The man walks up to him and says,

"I didn't know you were into earrings."

"Don't make such a big deal, it's only an earring," he replies sheepishly.

His friend falls silent for a few minutes, but then asks,

"So, how long have you been wearing one?"

"Ever since my wife found it in my truck."

A cat was sat next to me on the airplane

I was on an airplane and noticed a cat sat two seats over from me with a balaclava on, all of a sudden he gets up, walks to the cockpit, pulls a knife and puts it to the pilot's throat.


pilot says "what the hell's going on?"


cat replies "take me to the canaries"

An unintentional dad joke from my 5 yr old son…

Yesterday, my son found a set of Hotel Transylvania stuffed toys at a children's consignment event. He squealed and was jumping up and down, he was so excited. But then all of a sudden he got a dejected look on his face. One is missing, he said. I asked what he meant.
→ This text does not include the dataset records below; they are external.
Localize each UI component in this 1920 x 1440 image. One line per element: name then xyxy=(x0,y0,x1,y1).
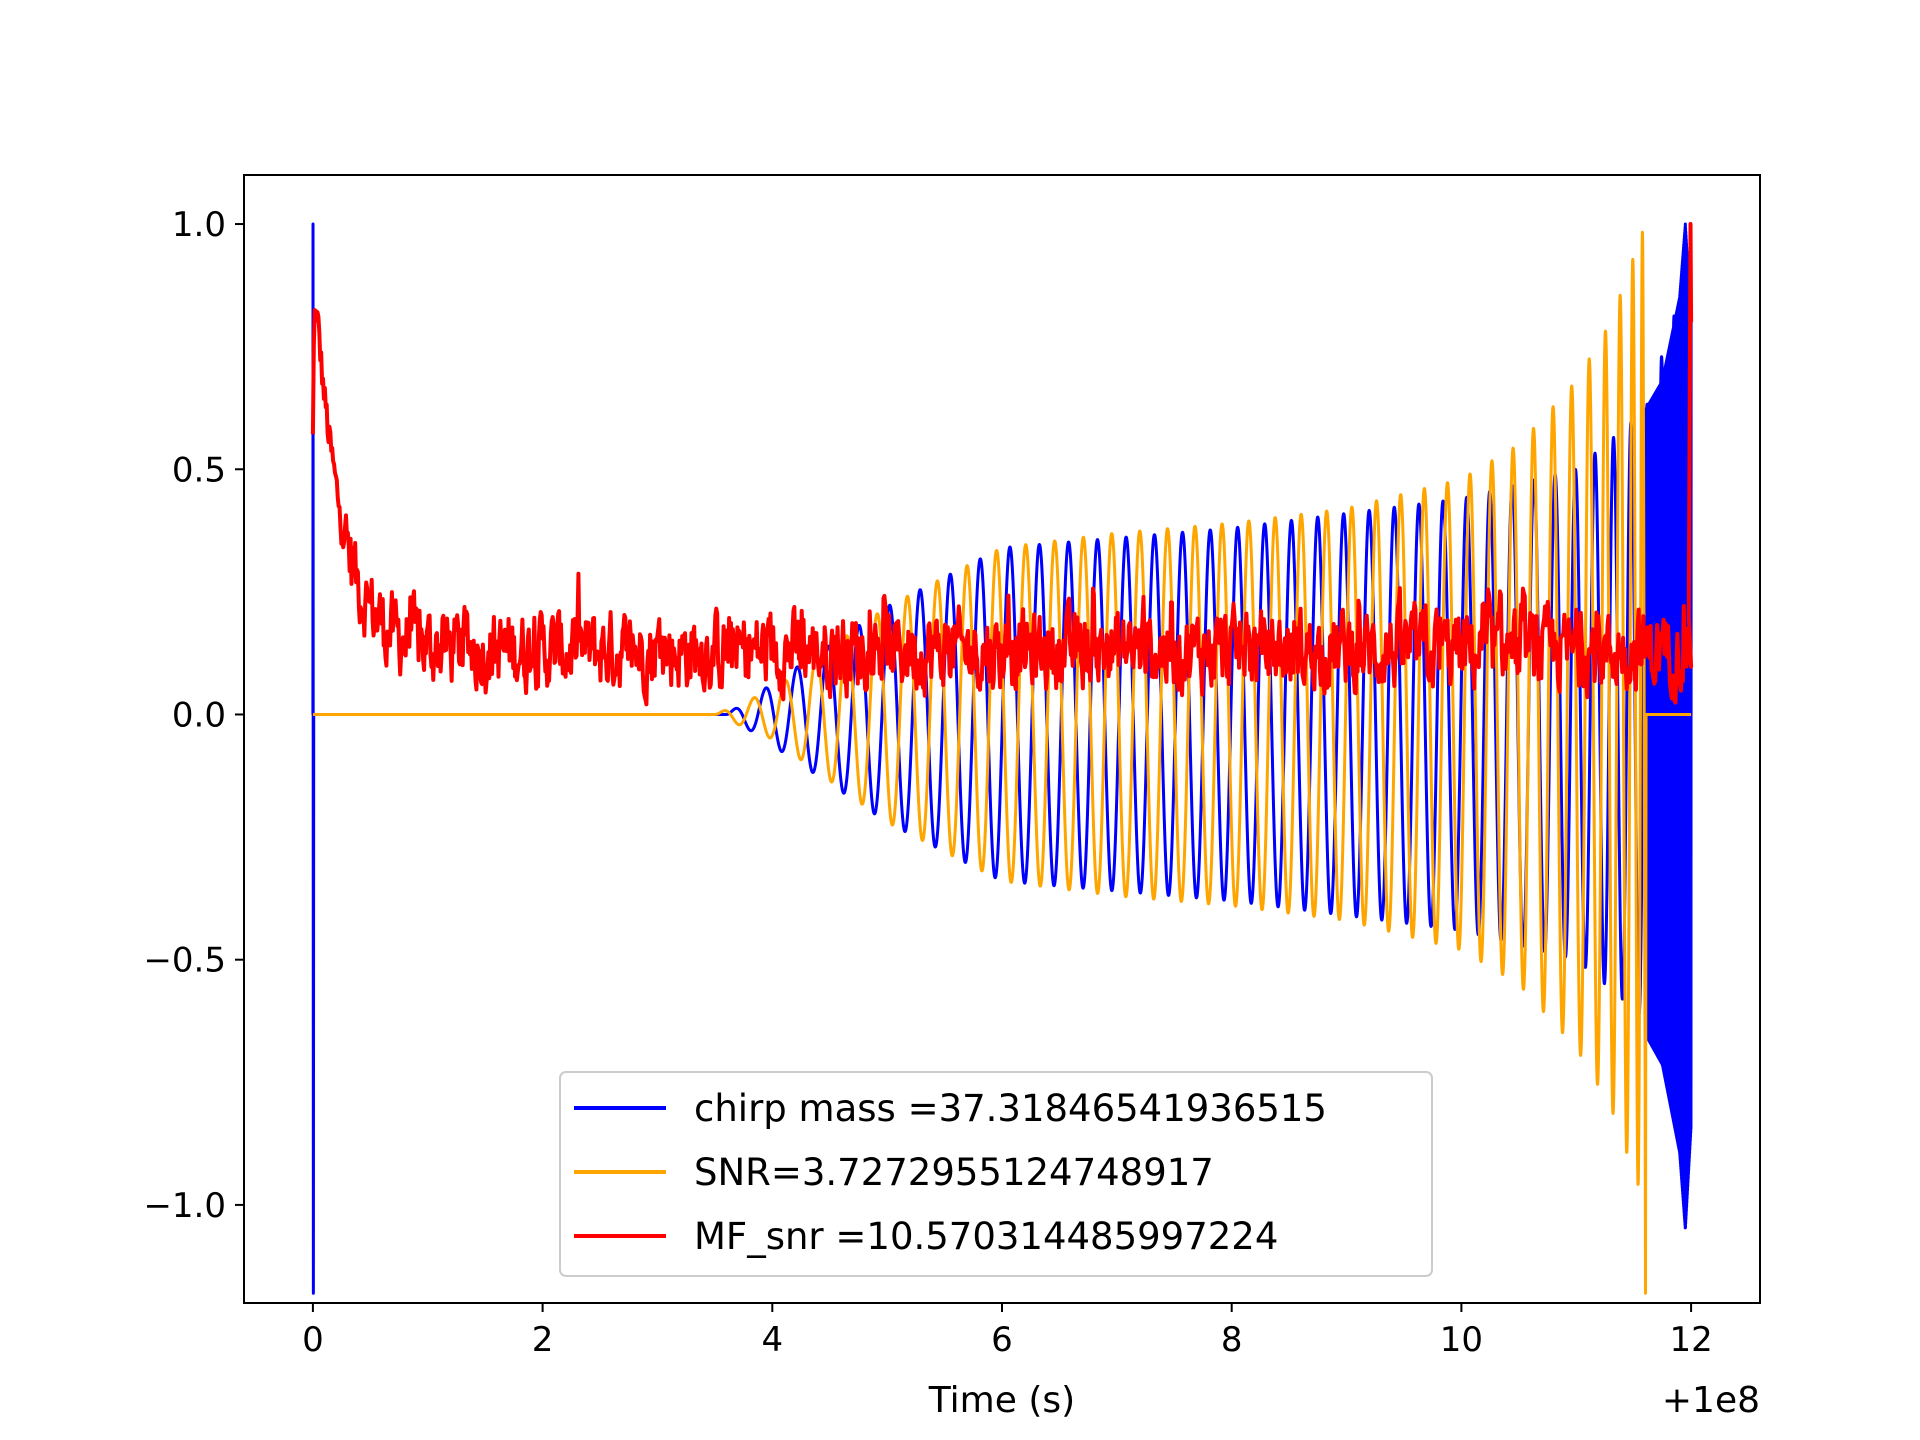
legend-entry: MF_snr =10.570314485997224 xyxy=(694,1215,1278,1258)
y-axis: 1.0 0.5 0.0 −0.5 −1.0 xyxy=(143,205,244,1226)
legend-entry: chirp mass =37.31846541936515 xyxy=(694,1087,1327,1130)
legend-box xyxy=(559,1071,1433,1277)
x-axis-label: Time (s) xyxy=(928,1380,1075,1421)
x-axis: 0 2 4 6 8 10 12 xyxy=(302,1303,1713,1360)
y-tick-label: 0.0 xyxy=(172,695,226,735)
x-tick-label: 6 xyxy=(991,1320,1013,1360)
legend-entry: SNR=3.7272955124748917 xyxy=(694,1151,1214,1194)
y-tick-label: −1.0 xyxy=(143,1186,226,1226)
y-tick-label: −0.5 xyxy=(143,941,226,981)
x-tick-label: 8 xyxy=(1221,1320,1243,1360)
x-tick-label: 4 xyxy=(761,1320,783,1360)
series-line-0 xyxy=(311,222,1693,1295)
series-line-1 xyxy=(312,230,1692,1295)
legend: chirp mass =37.31846541936515 SNR=3.72729… xyxy=(559,1071,1433,1277)
y-tick-label: 0.5 xyxy=(172,450,226,490)
series-layer xyxy=(310,222,1694,1295)
y-tick-label: 1.0 xyxy=(172,205,226,245)
x-axis-offset-label: +1e8 xyxy=(1662,1380,1760,1421)
x-tick-label: 0 xyxy=(302,1320,324,1360)
x-tick-label: 10 xyxy=(1440,1320,1483,1360)
x-tick-label: 2 xyxy=(532,1320,554,1360)
x-tick-label: 12 xyxy=(1669,1320,1712,1360)
series-line-2 xyxy=(310,222,1694,707)
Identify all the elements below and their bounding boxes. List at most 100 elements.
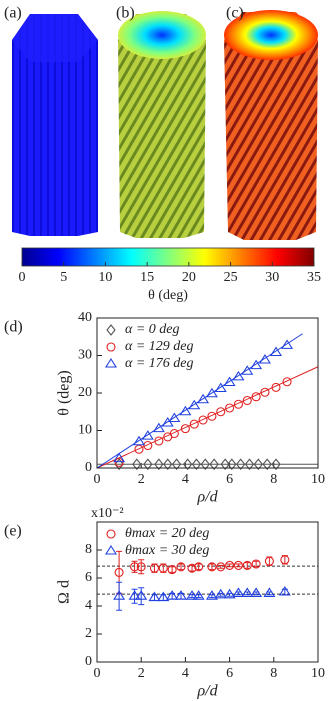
error-bar: [244, 562, 251, 569]
marker: [180, 424, 190, 434]
error-bar: [116, 581, 123, 611]
marker: [106, 529, 116, 539]
marker: [241, 365, 254, 375]
marker: [242, 560, 252, 570]
marker: [141, 430, 154, 440]
marker: [214, 382, 227, 393]
marker: [282, 377, 292, 387]
error-bar: [177, 563, 184, 571]
marker: [262, 458, 272, 471]
y-tick-label: 10: [78, 423, 92, 438]
error-bar: [189, 564, 196, 572]
error-bar: [195, 563, 202, 571]
marker: [179, 405, 192, 416]
marker: [188, 399, 201, 410]
marker: [105, 357, 117, 368]
marker: [225, 403, 235, 413]
marker: [278, 585, 291, 596]
marker: [136, 562, 146, 572]
marker: [205, 590, 218, 600]
marker: [163, 458, 173, 471]
marker: [209, 458, 219, 471]
marker: [182, 458, 193, 471]
marker: [169, 428, 179, 439]
marker: [200, 458, 210, 471]
marker: [148, 591, 161, 602]
marker: [207, 411, 217, 421]
marker: [214, 588, 227, 599]
marker: [264, 556, 274, 566]
marker: [166, 590, 179, 600]
x-tick-label: 25: [224, 270, 238, 285]
render-c: [224, 10, 318, 240]
marker: [233, 399, 243, 409]
x-axis-label: ρ/d: [196, 489, 218, 506]
marker: [130, 562, 140, 572]
marker: [258, 353, 271, 364]
marker: [250, 359, 263, 370]
error-bar: [208, 563, 215, 571]
marker: [132, 435, 145, 446]
marker: [207, 562, 217, 572]
marker: [143, 458, 153, 471]
error-bar: [169, 566, 176, 573]
x-tick-label: 0: [94, 472, 101, 487]
y-tick-label: 4: [85, 598, 92, 613]
marker: [263, 587, 276, 597]
x-tick-label: 35: [307, 270, 321, 285]
marker: [271, 382, 281, 392]
marker: [186, 590, 199, 600]
marker: [154, 458, 164, 471]
marker: [157, 591, 170, 602]
error-bar: [138, 559, 145, 575]
marker: [216, 407, 226, 417]
y-tick-label: 40: [78, 310, 92, 325]
marker: [260, 387, 270, 397]
marker: [205, 387, 218, 398]
marker: [113, 452, 126, 463]
marker: [113, 590, 126, 600]
legend-label: α = 176 deg: [125, 356, 194, 371]
x-tick-label: 5: [60, 270, 67, 285]
x-tick-label: 2: [138, 472, 145, 487]
error-bar: [253, 560, 260, 568]
x-tick-label: 10: [98, 270, 112, 285]
x-tick-label: 0: [19, 270, 26, 285]
y-tick-label: 8: [85, 542, 92, 557]
marker: [223, 588, 236, 599]
marker: [149, 563, 160, 573]
render-a: [12, 14, 98, 236]
error-bar: [235, 563, 242, 568]
marker: [135, 590, 148, 600]
y-tick-label: 6: [85, 570, 92, 585]
y-multiplier: x10⁻²: [91, 506, 124, 521]
y-tick-label: 0: [85, 654, 92, 669]
marker: [106, 342, 116, 352]
marker: [114, 458, 124, 471]
marker: [176, 562, 186, 572]
marker: [154, 436, 164, 446]
marker: [128, 590, 141, 600]
marker: [132, 458, 142, 471]
y-tick-label: 30: [78, 348, 92, 363]
marker: [198, 415, 208, 425]
marker: [187, 563, 197, 573]
marker: [174, 590, 187, 600]
x-tick-label: 20: [182, 270, 196, 285]
panel-label: (e): [4, 523, 22, 540]
marker: [191, 458, 202, 471]
marker: [197, 393, 210, 404]
marker: [167, 565, 177, 575]
x-tick-label: 4: [182, 666, 189, 681]
marker: [270, 346, 283, 357]
marker: [105, 544, 117, 555]
x-tick-label: 10: [311, 472, 325, 487]
x-tick-label: 30: [265, 270, 279, 285]
marker: [216, 562, 226, 572]
marker: [192, 590, 205, 600]
panel-label: (a): [4, 5, 22, 22]
x-tick-label: 0: [94, 666, 101, 681]
panel-label: (b): [116, 5, 135, 22]
marker: [253, 458, 264, 471]
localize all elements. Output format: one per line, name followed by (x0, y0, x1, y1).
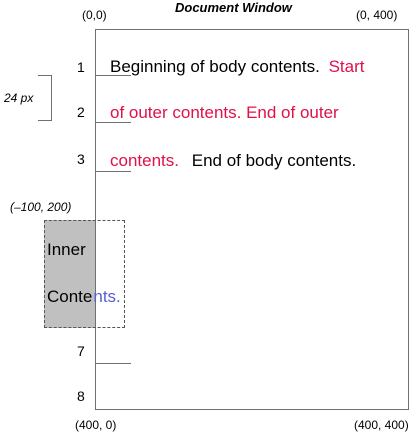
inner-origin-label: (–100, 200) (10, 200, 72, 214)
text-line-3: contents. End of body contents. (110, 151, 356, 171)
diagram-title: Document Window (175, 0, 292, 15)
line-number-2: 2 (77, 104, 85, 120)
inner-text-clipped: nts. (93, 287, 121, 306)
outer-contents-start: Start (328, 57, 365, 76)
inner-text-line-1: Inner (47, 240, 86, 259)
baseline-tick-7 (95, 363, 131, 364)
inner-contents-box (44, 220, 125, 328)
inner-text-line-2: Contents. (47, 287, 121, 307)
spacing-label: 24 px (4, 91, 34, 105)
inner-text-visible: Conte (47, 287, 93, 306)
baseline-tick-2 (95, 122, 131, 123)
corner-label-bottom-left: (400, 0) (75, 418, 117, 432)
corner-label-top-right: (0, 400) (356, 8, 398, 22)
document-window-frame (95, 29, 409, 410)
outer-contents-end: contents. (110, 151, 179, 170)
text-line-2: of outer contents. End of outer (110, 103, 339, 122)
baseline-tick-3 (95, 171, 131, 172)
corner-label-top-left: (0,0) (82, 8, 107, 22)
corner-label-bottom-right: (400, 400) (354, 418, 409, 432)
text-line-1: Beginning of body contents. Start (110, 57, 364, 77)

I don't see the invisible man.

Even after we discussed it, he kept insisting they could have at least included the glasses.

A magician was driving down the street, when all of a sudden...

... he turned into a driveway!

Mr and Mrs Lee unexpectedly had their baby early

So they named him SUDDEN LEE

I only had a few dollars until someone dropped off a bag of quarters at my front door

I'm not sure how I feel about this sudden change

Just think that there are jokes based on truth that can bring down governments, or jokes which make girl laugh. Many of the sudden sky jokes and puns are jokes supposed to be funny, but some can be offensive. When jokes go too far, are mean or racist, we try to silence them and it will be great if you give us feedback every time when a joke become bullying and inappropriate.

We suggest to use only working sudden balcony piadas for adults and blagues for friends. Some of the dirty witze and dark jokes are funny, but use them with caution in real life. Try to remember funny jokes you've never heard to tell your friends and will make you laugh.